With its history of communism, one could suspect that Prague and the Czech Republic would be a conservative environment; the real situation is quite to the contrary. Prague is one of the most accepting places in Eastern Europe with an ever- growing LGBT community, especially strong in the Vinohrady district. Be ready to dive in and get to know the LGBT community from within.

Legislation

  • A bill for same-sex marriage has nearly been passed twice in the Czech Republic, most recently in 2005. In July 2006 the country passed a bill allowing civil unions for same-sex partners, offering nearly all the rights of a married couple.
  • Anti-discrimination laws exist that protect and secure the safety of those discriminated against for their sexual orientation.
  • Legislation for transgender individuals is numerous, including laws permitting gender reassignment surgery, proper recognition of citizenship, and a new birth certificate with this reassignment.

Cultural Differences

  • Many LGBT clubs and bars are underground…literally! Be ready to trek down stairs into more basement areas at some locales. This is the same for many hetero-normative places too.
  • Unlike America, people in most Eastern European cultures seem reserved in public and become much more open in private. This means to see the full side of Czech people and the LGBT community, be ready to enter those private spaces, like clubs, cafes, and other venues.
  • The Czech Republic is documented as the most atheist nation in the world (58% of the population!). Organized religion plays a much smaller role in the overall attitudes of citizens towards issues such as those of the LGBT community.

Getting Involved

Downtown Café http://www.downtowncafe.cz

  • Ujezd 19
  • Located in the heart of Prague, this café is a definite first stop in the city. Besides offering delicious food and drinks, this café has a diverse selection of magazines and booklets designed for the LGBT community.

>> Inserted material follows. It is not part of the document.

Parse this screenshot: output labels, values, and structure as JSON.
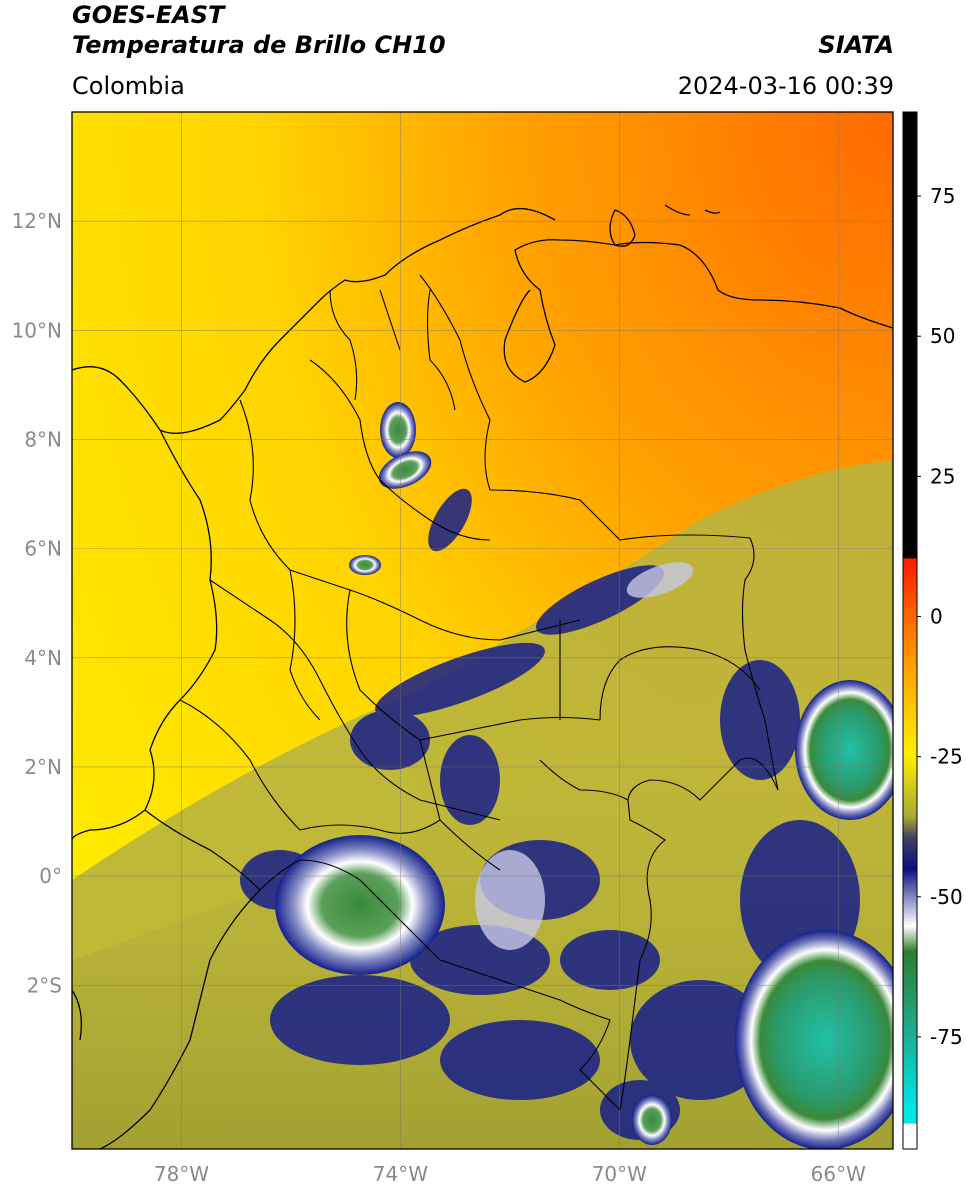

Two websites to check out are http://www.gay.cz and http://www.lesba.cz. These websites provide information on the activities of the gay and lesbian communities of Prague, as well as information on LGBT clubs, bars, and restaurants.

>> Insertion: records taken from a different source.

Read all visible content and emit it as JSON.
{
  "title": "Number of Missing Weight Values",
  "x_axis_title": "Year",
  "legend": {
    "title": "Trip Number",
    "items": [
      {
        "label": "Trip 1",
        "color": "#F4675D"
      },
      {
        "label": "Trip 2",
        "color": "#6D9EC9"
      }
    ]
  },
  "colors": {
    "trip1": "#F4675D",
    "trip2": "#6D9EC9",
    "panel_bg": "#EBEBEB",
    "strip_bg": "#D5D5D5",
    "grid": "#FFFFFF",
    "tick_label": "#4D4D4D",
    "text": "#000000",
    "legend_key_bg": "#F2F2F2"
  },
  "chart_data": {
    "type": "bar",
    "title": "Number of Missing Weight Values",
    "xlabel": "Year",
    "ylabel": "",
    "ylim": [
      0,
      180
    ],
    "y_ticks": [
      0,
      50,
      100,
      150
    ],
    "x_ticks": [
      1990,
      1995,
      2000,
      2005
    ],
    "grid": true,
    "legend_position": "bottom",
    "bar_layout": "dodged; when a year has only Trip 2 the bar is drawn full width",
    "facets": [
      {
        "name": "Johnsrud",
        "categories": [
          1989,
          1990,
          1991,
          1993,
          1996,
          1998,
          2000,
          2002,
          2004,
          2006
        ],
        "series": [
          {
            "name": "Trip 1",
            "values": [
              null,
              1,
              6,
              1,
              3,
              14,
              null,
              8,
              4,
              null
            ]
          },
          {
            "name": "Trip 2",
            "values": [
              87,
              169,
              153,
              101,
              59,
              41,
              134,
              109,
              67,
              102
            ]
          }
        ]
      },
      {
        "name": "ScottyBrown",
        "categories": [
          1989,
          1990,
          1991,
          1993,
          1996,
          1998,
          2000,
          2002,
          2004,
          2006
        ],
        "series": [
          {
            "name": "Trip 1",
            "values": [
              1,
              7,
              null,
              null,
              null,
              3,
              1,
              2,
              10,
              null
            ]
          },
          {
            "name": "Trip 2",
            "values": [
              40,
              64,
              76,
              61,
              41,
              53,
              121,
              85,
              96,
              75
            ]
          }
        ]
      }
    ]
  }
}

While there is no official LGBT newspaper or publication in Prague, the English newspaper, The Prague Post (http://www.praguepost.com) is highly supportive of LGBT rights and writes many articles about the community and its developments.

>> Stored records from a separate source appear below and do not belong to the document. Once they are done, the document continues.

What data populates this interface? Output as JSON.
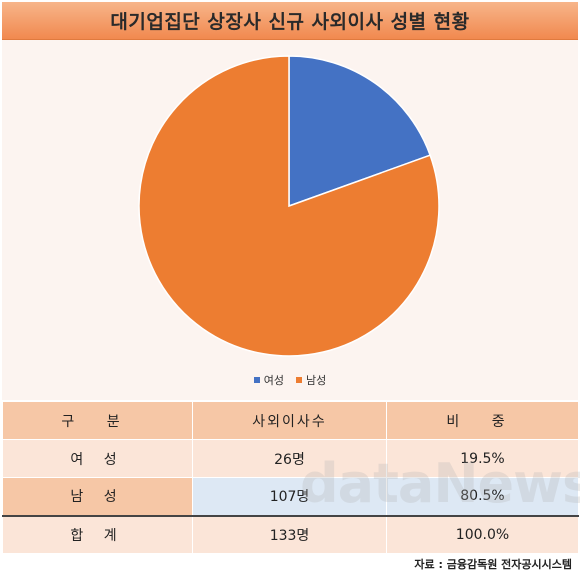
{
  "title": "대기업집단 상장사 신규 사외이사 성별 현황",
  "colors": {
    "female": "#4472c4",
    "male": "#ed7d31"
  },
  "chart_data": {
    "type": "pie",
    "categories": [
      "여성",
      "남성"
    ],
    "values": [
      19.5,
      80.5
    ],
    "legend_position": "bottom"
  },
  "table": {
    "headers": [
      "구 분",
      "사외이사수",
      "비 중"
    ],
    "rows": [
      {
        "label": "여 성",
        "count": "26명",
        "share": "19.5%"
      },
      {
        "label": "남 성",
        "count": "107명",
        "share": "80.5%"
      },
      {
        "label": "합 계",
        "count": "133명",
        "share": "100.0%"
      }
    ]
  },
  "watermark": "dataNews",
  "source": "자료 : 금융감독원 전자공시시스템"
}
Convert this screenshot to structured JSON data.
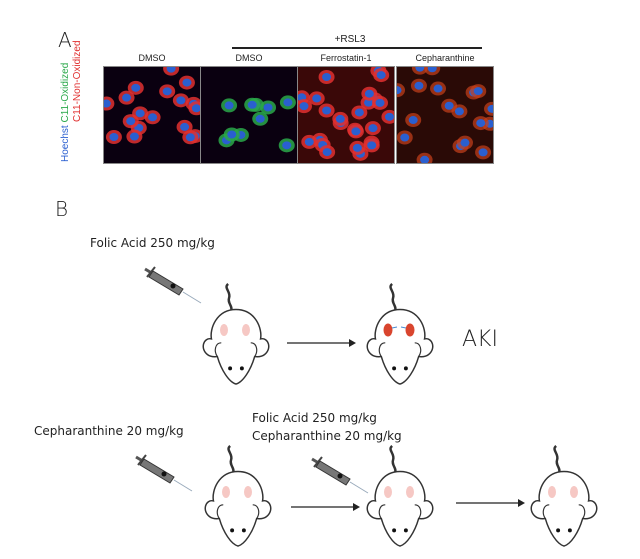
{
  "panel_a": {
    "letter": "A",
    "treatment_header": "+RSL3",
    "columns": [
      "DMSO",
      "DMSO",
      "Ferrostatin-1",
      "Cepharanthine"
    ],
    "stain_labels": {
      "hoechst": "Hoechst",
      "oxidized": "C11-Oxidized",
      "non_oxidized": "C11-Non-Oxidized"
    },
    "colors": {
      "hoechst": "#2a5fd0",
      "oxidized": "#2aa84a",
      "non_oxidized": "#e03030"
    }
  },
  "panel_b": {
    "letter": "B",
    "row1": {
      "dose_label": "Folic Acid 250 mg/kg",
      "outcome_label": "AKI"
    },
    "row2": {
      "pretreatment_label": "Cepharanthine 20 mg/kg",
      "dose_label_1": "Folic Acid 250 mg/kg",
      "dose_label_2": "Cepharanthine 20 mg/kg"
    }
  }
}
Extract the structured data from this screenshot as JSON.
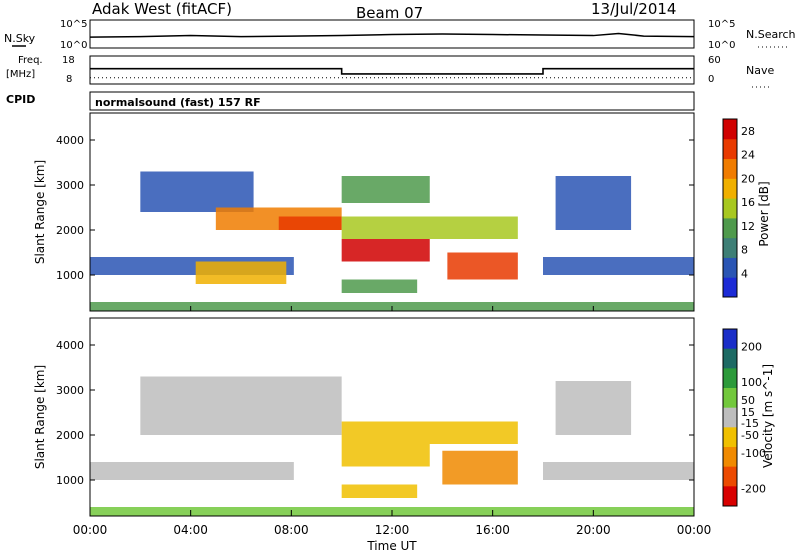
{
  "header": {
    "radar": "Adak West (fitACF)",
    "beam": "Beam 07",
    "date": "13/Jul/2014"
  },
  "status_panels": {
    "nsky_label": "N.Sky",
    "nsearch_label": "N.Search",
    "noise_ticks": [
      "10^5",
      "10^0"
    ],
    "freq_label_1": "Freq.",
    "freq_label_2": "[MHz]",
    "freq_ticks": [
      "18",
      "8"
    ],
    "nave_label": "Nave",
    "nave_ticks": [
      "60",
      "0"
    ],
    "cpid_label": "CPID",
    "cpid_value": "normalsound (fast) 157 RF"
  },
  "colors": {
    "power_scale": [
      "#1c2bd6",
      "#2a55b4",
      "#3e7f76",
      "#4f9a4c",
      "#a8c820",
      "#f0b000",
      "#f07c00",
      "#e83a00",
      "#d00000"
    ],
    "velocity_scale": [
      "#1a2ec8",
      "#1d6a64",
      "#2c9a3a",
      "#72c83c",
      "#bdbdbd",
      "#f0c000",
      "#f08a00",
      "#ec4a00",
      "#d80000"
    ]
  },
  "chart_data": [
    {
      "type": "line",
      "title": "",
      "ylabel": "N.Sky",
      "y2label": "N.Search",
      "ylim": [
        0,
        5
      ],
      "yscale": "log10",
      "y_ticks": [
        "10^0",
        "10^5"
      ],
      "x": [
        0,
        2,
        4,
        6,
        8,
        10,
        12,
        14,
        16,
        18,
        20,
        21,
        22,
        24
      ],
      "series": [
        {
          "name": "N.Sky",
          "values": [
            1.9,
            2.0,
            2.2,
            2.0,
            2.1,
            2.2,
            2.4,
            2.5,
            2.4,
            2.3,
            2.2,
            2.6,
            2.1,
            2.0
          ]
        }
      ]
    },
    {
      "type": "line",
      "ylabel": "Freq. [MHz]",
      "y2label": "Nave",
      "ylim": [
        8,
        18
      ],
      "y2lim": [
        0,
        60
      ],
      "x": [
        0,
        10,
        10,
        18,
        18,
        24
      ],
      "series": [
        {
          "name": "Freq.",
          "values": [
            13.5,
            13.5,
            11.5,
            11.5,
            13.5,
            13.5
          ]
        },
        {
          "name": "Nave",
          "values": [
            12,
            12,
            12,
            12,
            12,
            12
          ]
        }
      ]
    },
    {
      "type": "heatmap",
      "ylabel": "Slant Range [km]",
      "colorbar_label": "Power [dB]",
      "colorbar_ticks": [
        4,
        8,
        12,
        16,
        20,
        24,
        28
      ],
      "colorbar_range": [
        0,
        30
      ],
      "xlim": [
        0,
        24
      ],
      "ylim": [
        200,
        4600
      ],
      "y_ticks": [
        1000,
        2000,
        3000,
        4000
      ],
      "echo_regions": [
        {
          "t0": 0.0,
          "t1": 8.1,
          "r0": 1000,
          "r1": 1400,
          "power": 6
        },
        {
          "t0": 4.2,
          "t1": 7.8,
          "r0": 800,
          "r1": 1300,
          "power": 18
        },
        {
          "t0": 2.0,
          "t1": 6.5,
          "r0": 2400,
          "r1": 3300,
          "power": 6
        },
        {
          "t0": 5.0,
          "t1": 10.0,
          "r0": 2000,
          "r1": 2500,
          "power": 20
        },
        {
          "t0": 7.5,
          "t1": 10.0,
          "r0": 2000,
          "r1": 2300,
          "power": 26
        },
        {
          "t0": 10.0,
          "t1": 13.5,
          "r0": 1300,
          "r1": 1800,
          "power": 28
        },
        {
          "t0": 10.0,
          "t1": 17.0,
          "r0": 1800,
          "r1": 2300,
          "power": 16
        },
        {
          "t0": 10.0,
          "t1": 13.5,
          "r0": 2600,
          "r1": 3200,
          "power": 12
        },
        {
          "t0": 14.2,
          "t1": 17.0,
          "r0": 900,
          "r1": 1500,
          "power": 26
        },
        {
          "t0": 10.0,
          "t1": 13.0,
          "r0": 600,
          "r1": 900,
          "power": 10
        },
        {
          "t0": 18.0,
          "t1": 24.0,
          "r0": 1000,
          "r1": 1400,
          "power": 4
        },
        {
          "t0": 18.5,
          "t1": 21.5,
          "r0": 2000,
          "r1": 3200,
          "power": 6
        },
        {
          "t0": 0.0,
          "t1": 24.0,
          "r0": 200,
          "r1": 400,
          "power": 10
        }
      ]
    },
    {
      "type": "heatmap",
      "ylabel": "Slant Range [km]",
      "xlabel": "Time UT",
      "colorbar_label": "Velocity [m s^-1]",
      "colorbar_ticks": [
        200,
        100,
        50,
        15,
        -15,
        -50,
        -100,
        -200
      ],
      "colorbar_range": [
        -250,
        250
      ],
      "xlim": [
        0,
        24
      ],
      "ylim": [
        200,
        4600
      ],
      "x_ticks": [
        "00:00",
        "04:00",
        "08:00",
        "12:00",
        "16:00",
        "20:00",
        "00:00"
      ],
      "y_ticks": [
        1000,
        2000,
        3000,
        4000
      ],
      "echo_regions": [
        {
          "t0": 0.0,
          "t1": 8.1,
          "r0": 1000,
          "r1": 1400,
          "velocity": 0
        },
        {
          "t0": 2.0,
          "t1": 10.0,
          "r0": 2000,
          "r1": 3300,
          "velocity": 0
        },
        {
          "t0": 10.0,
          "t1": 13.5,
          "r0": 1300,
          "r1": 1800,
          "velocity": -80
        },
        {
          "t0": 10.0,
          "t1": 17.0,
          "r0": 1800,
          "r1": 2300,
          "velocity": -40
        },
        {
          "t0": 14.0,
          "t1": 17.0,
          "r0": 900,
          "r1": 1650,
          "velocity": -90
        },
        {
          "t0": 10.0,
          "t1": 13.0,
          "r0": 600,
          "r1": 900,
          "velocity": -60
        },
        {
          "t0": 18.0,
          "t1": 24.0,
          "r0": 1000,
          "r1": 1400,
          "velocity": 0
        },
        {
          "t0": 18.5,
          "t1": 21.5,
          "r0": 2000,
          "r1": 3200,
          "velocity": 0
        },
        {
          "t0": 0.0,
          "t1": 24.0,
          "r0": 200,
          "r1": 400,
          "velocity": 40
        }
      ]
    }
  ]
}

Check out this Prague Post article on the status and acceptance of same-sex couples in the Czech Republic: (http://www.praguepost.com/articles/2006/07/12/nearly-weds.php_)

Student Perspective

Danny – At my internships and jobs, where I actually met with real Czech citizens, I was a little bit more careful when discussing my lifestyle. Being gay is just one thing that you don’t share with people. Mostly we would discuss the current state of politics, the economy, European and American affairs. It was one of those subjects that was avoided because none of us would really bring up (but I also never felt a need to or had to defend myself either). Like any job, it’s really how you want to present yourself to your co-workers and supervisors. Go out, experience the city, dine, drink, meet people and have fun. Don’t go thinking you’re going to find rainbow flags on storefronts everywhere (though there were a few at some bars!), but don’t think you’re going to 1989 Communist Czechoslovakia either.

On the LGBT Underground

Jeremy – My first gay bar experience was at Friends, a cute place in Old Town. When my friend and I first arrived there, we did not know what to expect; all we saw was a sign with the bar’s name and a large staircase going down. Two flights later, we were surrounded by many friendly LGBT people and even made friends with one gay male couple – a native Czech and his boyfriend who was from London. They told us a great deal about how things were changing in Prague through the younger generation and the enthusiasm people had for the EU. We then proceeded to enjoy the music and dance the night away! It was a wonderful experience that gave me the confidence to go out and explore other venues and LGBT-friendly districts. Lesson of the night: you never know what to expect when you go down into the LGBT nightlife of Prague!

Hotspots

Club Termix – http://www.club-termix.cz/index.php?lang=eng

  • Třebízského 4a
  • A hip club with a unique design based on the former auto repair shop on which it was built. Look for different car parts and pieces sticking out of the walls all along the dance floor!

Friends – http://www.friends-prague.cz/

  • Bartolomějská 11
  • A “friendly” bar in the Old Town district that offers cozy settings of velvet couches and relatively cheap prices. Tends to attract numerous tourists and expatriates amongst some Czech locals.

Radost FX – http://www.radostfx.cz/

  • Belehradská 120
  • Mainly a heterosexual venue with numerous LGBT nights attracting a wide variety of people to its doors. Also, a great spot for delicious vegetarian cuisine.

Travel

Cesky Krumlov – A cozy town in the southern regions of the Czech Republic. Very welcoming to LGBT persons and even has a few hostels that cater to the community.

Brno – The second largest city in the Czech Republic and home to budding LGBT community. Look for the LGBT Film Festival that is usually held in November. (http://www.passportmagazine.com/30/Brno.php)

Karlovy Vary – This historic city has become a popular tourist destination for its numerous spas and hot springs. Expect to find all different types of people looking for some rest and relaxation.